Yesterday, the Texas Department of Health and Human Services released an updated version of its "Woman's Right to Know" informed consent booklet, which abortion providers are required to offer their patients. Ostensibly, it contains information about the risks associated with abortion, fetal development stages, and alternatives to abortion. According to medical experts, however, it's riddled with inaccuracies and misleading statements.
On the eighth page of the booklet—following a series of detailed and extremely not-to-scale images of fetal development—is a list of potential abortion risks. The first is "death." A few paragraphs later, above a stock photo of sweater-clad women hugging each other supportively, depression and suicidal thoughts are listed as potential side effects of terminating a pregnancy. The next potential risk listed is future infertility, then breast cancer.
All of this, according to a group of researchers with the Texas Policy Evaluation Project, is intentionally misleading, simply meant to scare or shame women out of getting abortions. Surgical abortion is one of the safest medical procedures in the world—14 times safer than giving birth and 40 times safer than a colonoscopy. The proposed links between abortion and mental health issues, abortion and future infertility, and abortion and breast cancer are all wildly unsubstantiated, if not debunked entirely.
Texas is one of 38 states in which abortion providers are required to counsel their patients using state-mandated and often intentionally confusing or erroneous information.

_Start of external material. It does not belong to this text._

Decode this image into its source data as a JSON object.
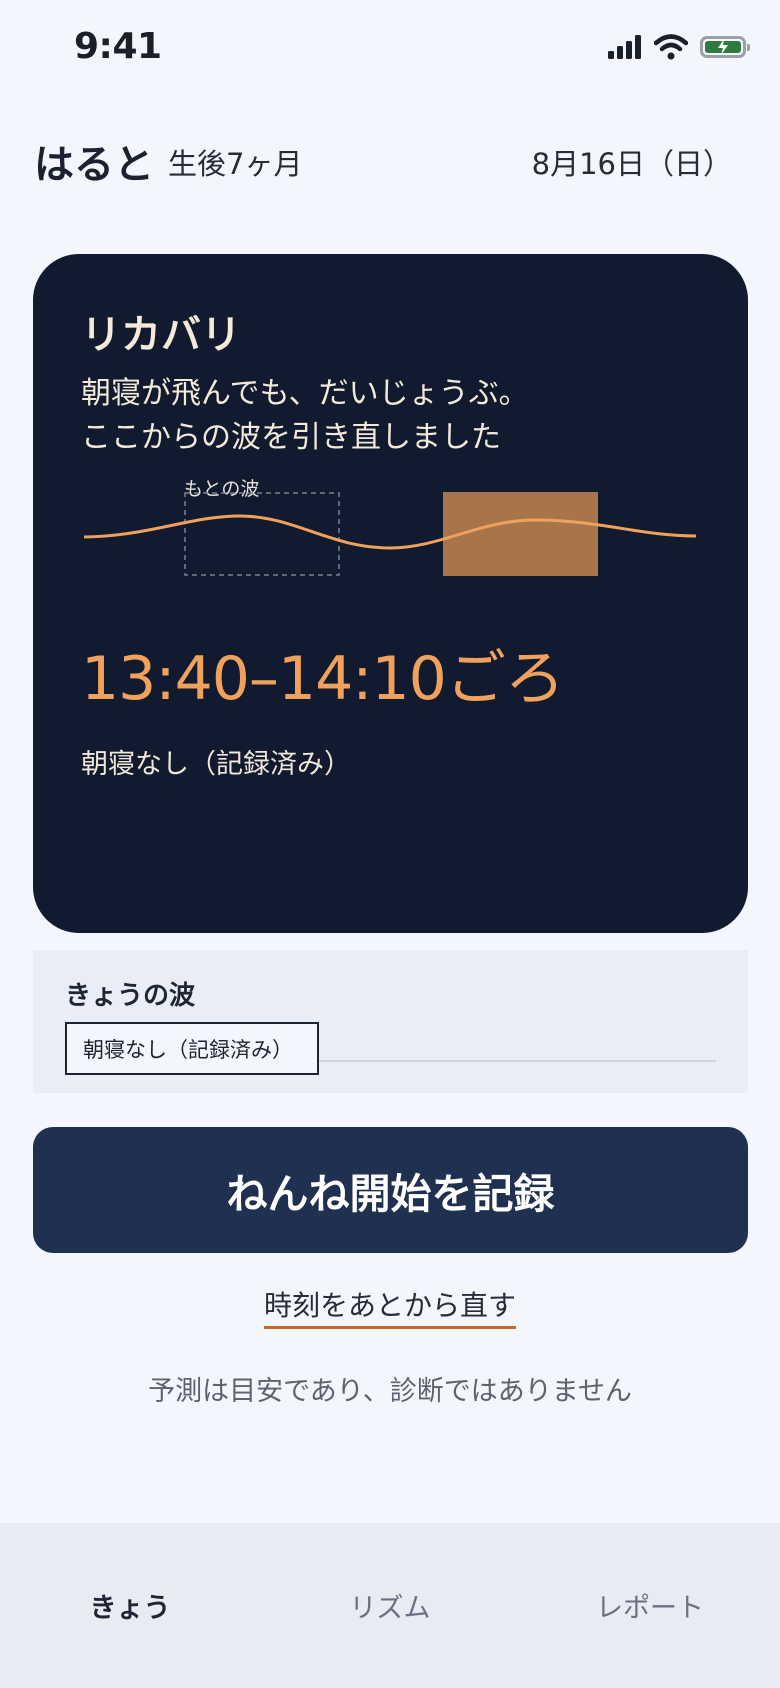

Of the states whose materials are publicly available, Texas' are particularly extreme: Only six other states imply a link between abortion and breast cancer in their informed consent brochures, for instance, and just three others mention suicidal ideation or future infertility as a possible outcome of abortion.

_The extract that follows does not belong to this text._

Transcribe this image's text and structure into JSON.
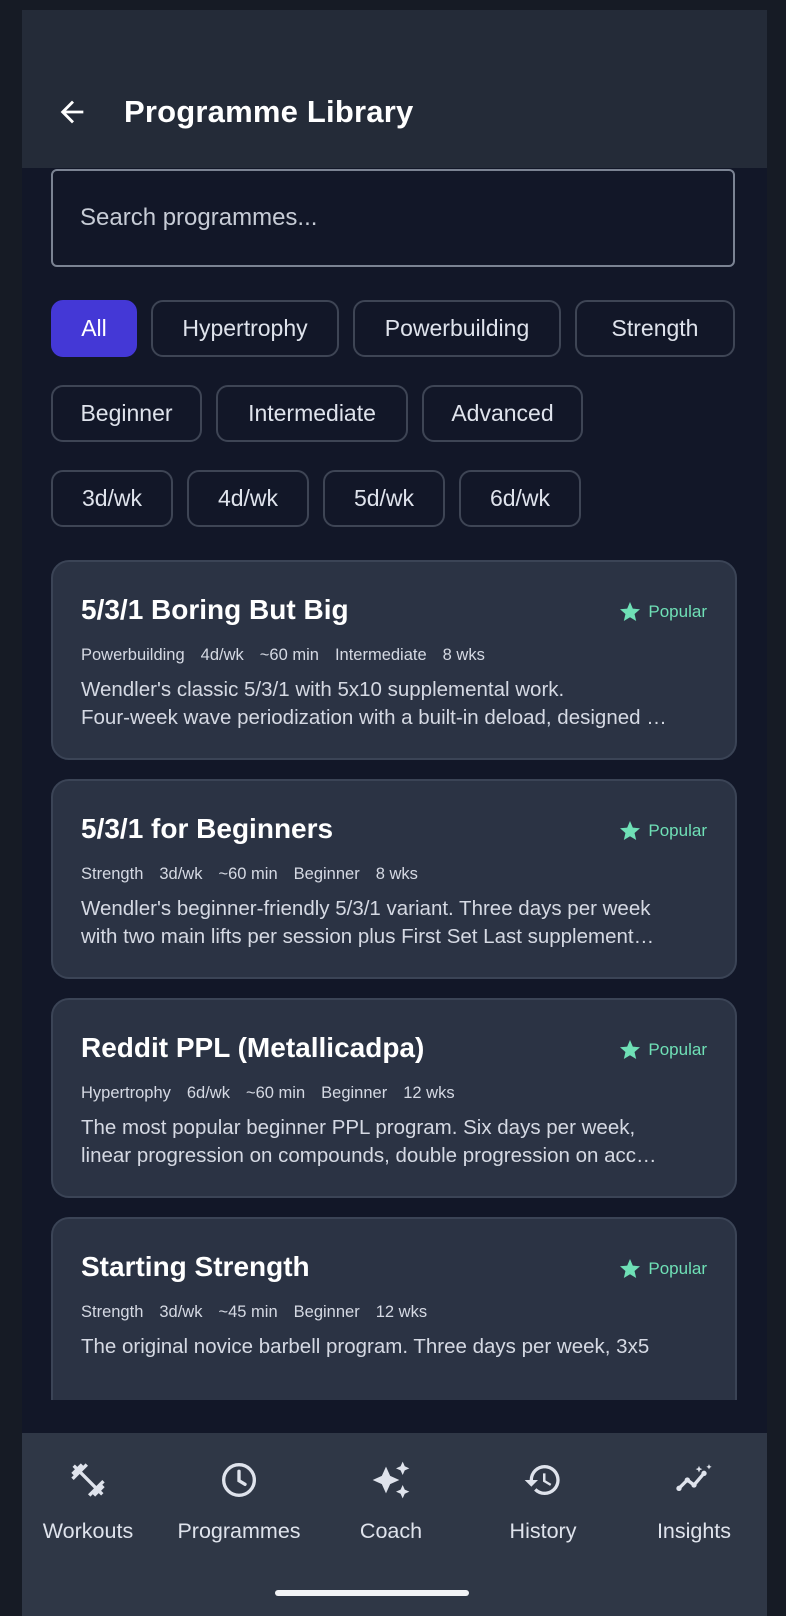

Earlier this year, representatives from the American College of Gynecologists and Obstetricians and the Guttmacher Institute harshly criticized a previous version of the "Woman's Right to Know" booklet, focusing on the specious mentions of breast cancer and infertility. The revised edition, it seems, did not take their analysis into consideration.

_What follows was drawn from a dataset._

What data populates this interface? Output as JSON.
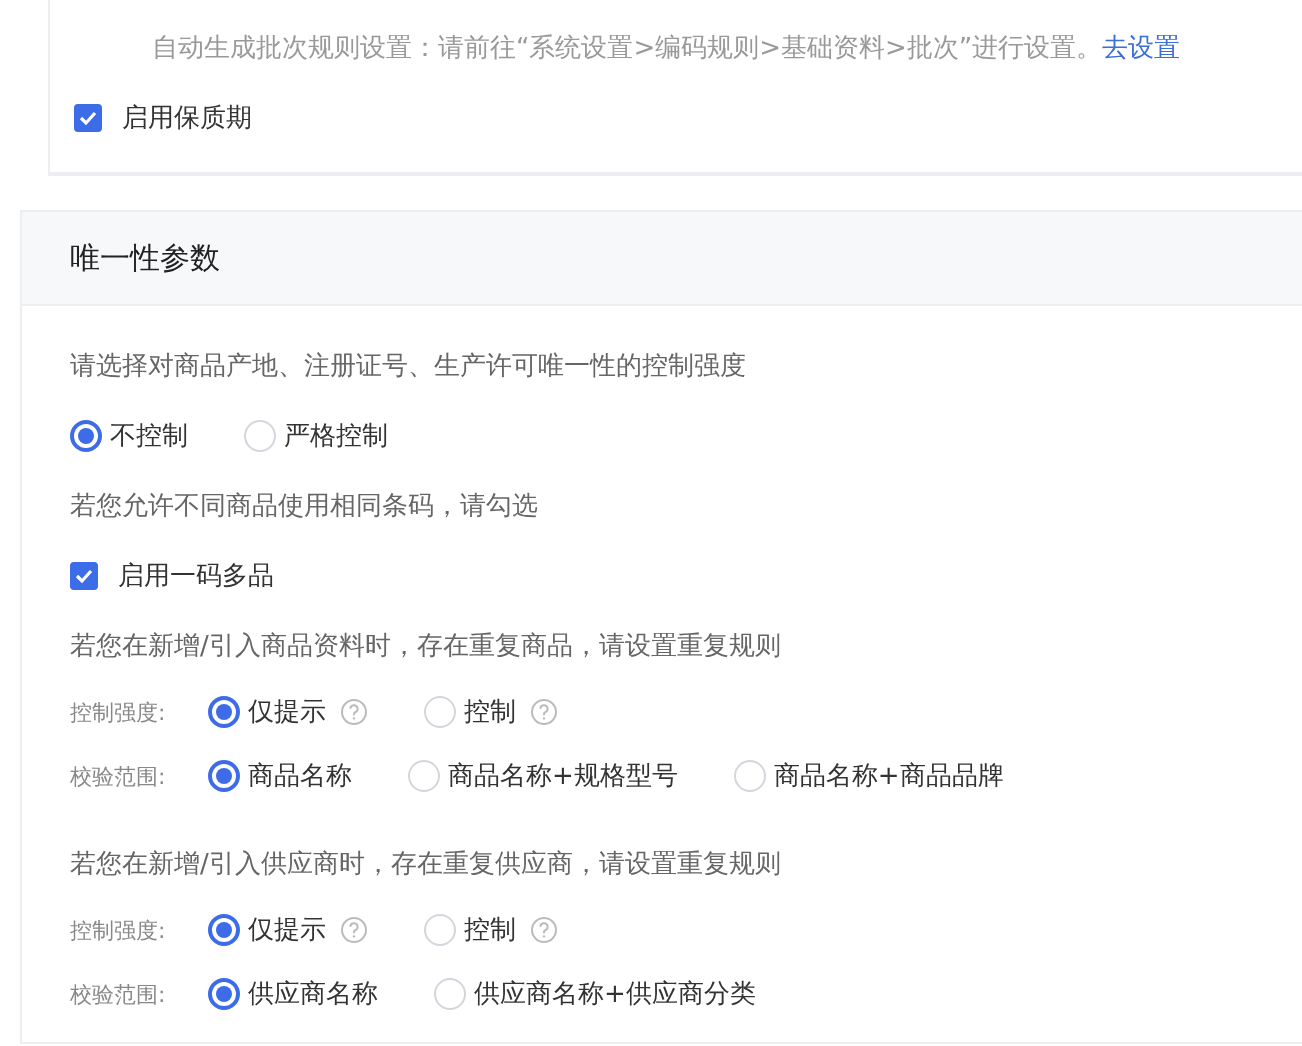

"Several of the statements in the 'Woman's Right to Know' booklet seem designed to confuse women, if not outright trick them," wrote Dr. Daniel Grossman, an investigator at the Texas Policy Evaluation Project, in an op-ed criticizing the updated informed consent materials in August. "Just think how hamstrung Texas doctors must feel when they hand out the 'Woman's Right to Know' booklet, knowing that the information it contains is inaccurate, out of date, and misleading."
Other abortion providers forced to supply their patients with similarly misleading information have raised similar concerns. "I think that certainly the doctor–patient relationship is based on trust," Dr. Diane Horvath-Cosper, a reproductive health advocacy fellow at Physicians for Reproductive Health, told Broadly earlier this year. "And how does a patient trust us if we're giving them false information because we have to?"
In addition to exaggerating or misrepresenting the risks associated with abortion, Grossman notes, the booklet also contains ideological, unscientific language meant to humanize the fetus from the moment of conception. Throughout "A Woman's Right to Know," the fetus is referred to as "your baby" and "the baby that is growing in your womb." "Your baby began developing at the moment of conception," the booklet states. At four weeks' gestation, it continues, "your baby is referred to as an embryo… Your baby's weight is less than one ounce and length is less than 1/8 inch."
Last week, fittingly, Texas lawmakers finalized a rule requiring fetal tissue to be buried or cremated, regardless of gestational age—even, it seems, when "your baby" is "referred to as an embryo" and less than an eighth of an inch in length.